What punch the picture possesses comes largely from Gibson, who gives a powerhouse turn as Walter Black, whose descent into a perpetual funk has not only precipitated the near-collapse of the family toy business but alienated his wife Meredith (Foster) and high-school son Porter (Anton Yelchin), though his younger son, tyke Henry (Riley Thomas Stewart) still idolizes him. The night that Meredith finally forces him to leave the house, Walter finds the beaver puppet in a dumpster, and when he tries to kill himself, the thing intervenes to save him.

But the beaver—which for some reason speaks in a voice resembling Michael Caine’s—is no happy helpmate.
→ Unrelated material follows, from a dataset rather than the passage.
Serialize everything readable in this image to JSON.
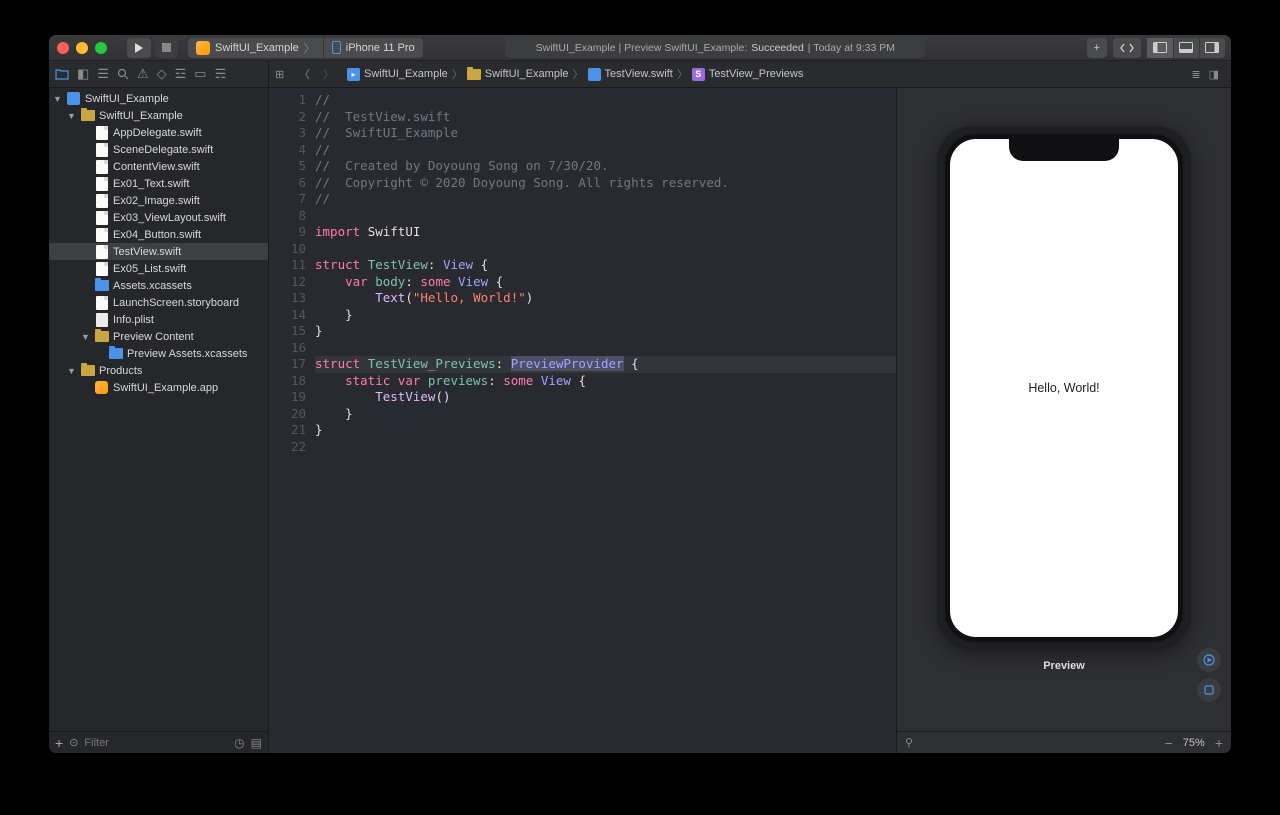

It’s an aggressive, pushy entity that essentially takes over Walter, who passes it off as a “prescription puppet” to get Michelle to take him back. Henry is overjoyed, and the puppet even reinvigorates the Black business by proposing a woodcarving kit that becomes a sensational hit, and Walter himself a media star and pop culture icon, since he gives interviews through the beaver. The only person distressed by Walter’s strange quasi-recovery is Porter, who’s so terrified that he might be fated to follow in his father’s psychological footsteps that he intently keeps track of traits he shares with him.

Porter has also developed some troubling habits of his own, in particular a business writing papers for other students that’s successful because he can get into their heads and write convincingly in their voice (though frankly that wouldn’t seem all that helpful in composing “A” work for “D” students). A good deal of “The Beaver” is actually devoted to the relationship the kid develops with class valedictorian Norah (Jennifer Lawrence), who hires him to write the speech she’ll deliver at graduation. She proves to have family problems, too, and though it brings Porter a measure of contentment the link between them will eventually cause problems.

The amount of space given over to this schoolyard romance actually begins to overshadow Walter’s story and throws the movie out of balance, however nicely Yelchin and Lawrence play it. But the central plot line is garbled in any event. Early on it’s played as dark comedy, but then it turns into a rather labored satire of the culture of celebrity and capitalism, before turning gooey and sentimental in the last reel, when the script strains for a conventional happy ending. The result is a tonal inconsistency that starts in Killen’s script but is accentuated by Foster’s uncertain direction (her on-screen performance, moreover, is bland).

Had the writer and director possessed more courage, they might have played out the psychological implications of their story to the end and wound up with something akin to a grownup analogue to “Donnie Darko.” But instead “The Beaver” pretty much cops out, replacing a Cronenbergian sense of desolation with a dose of hopefulness that seems calculated rather than earned.

The result is a flawed, erratic comedy-drama that nonetheless remains fascinating because of Gibson’s frenziedly committed performance—which, because of his own recent personal history, is all the more compelling.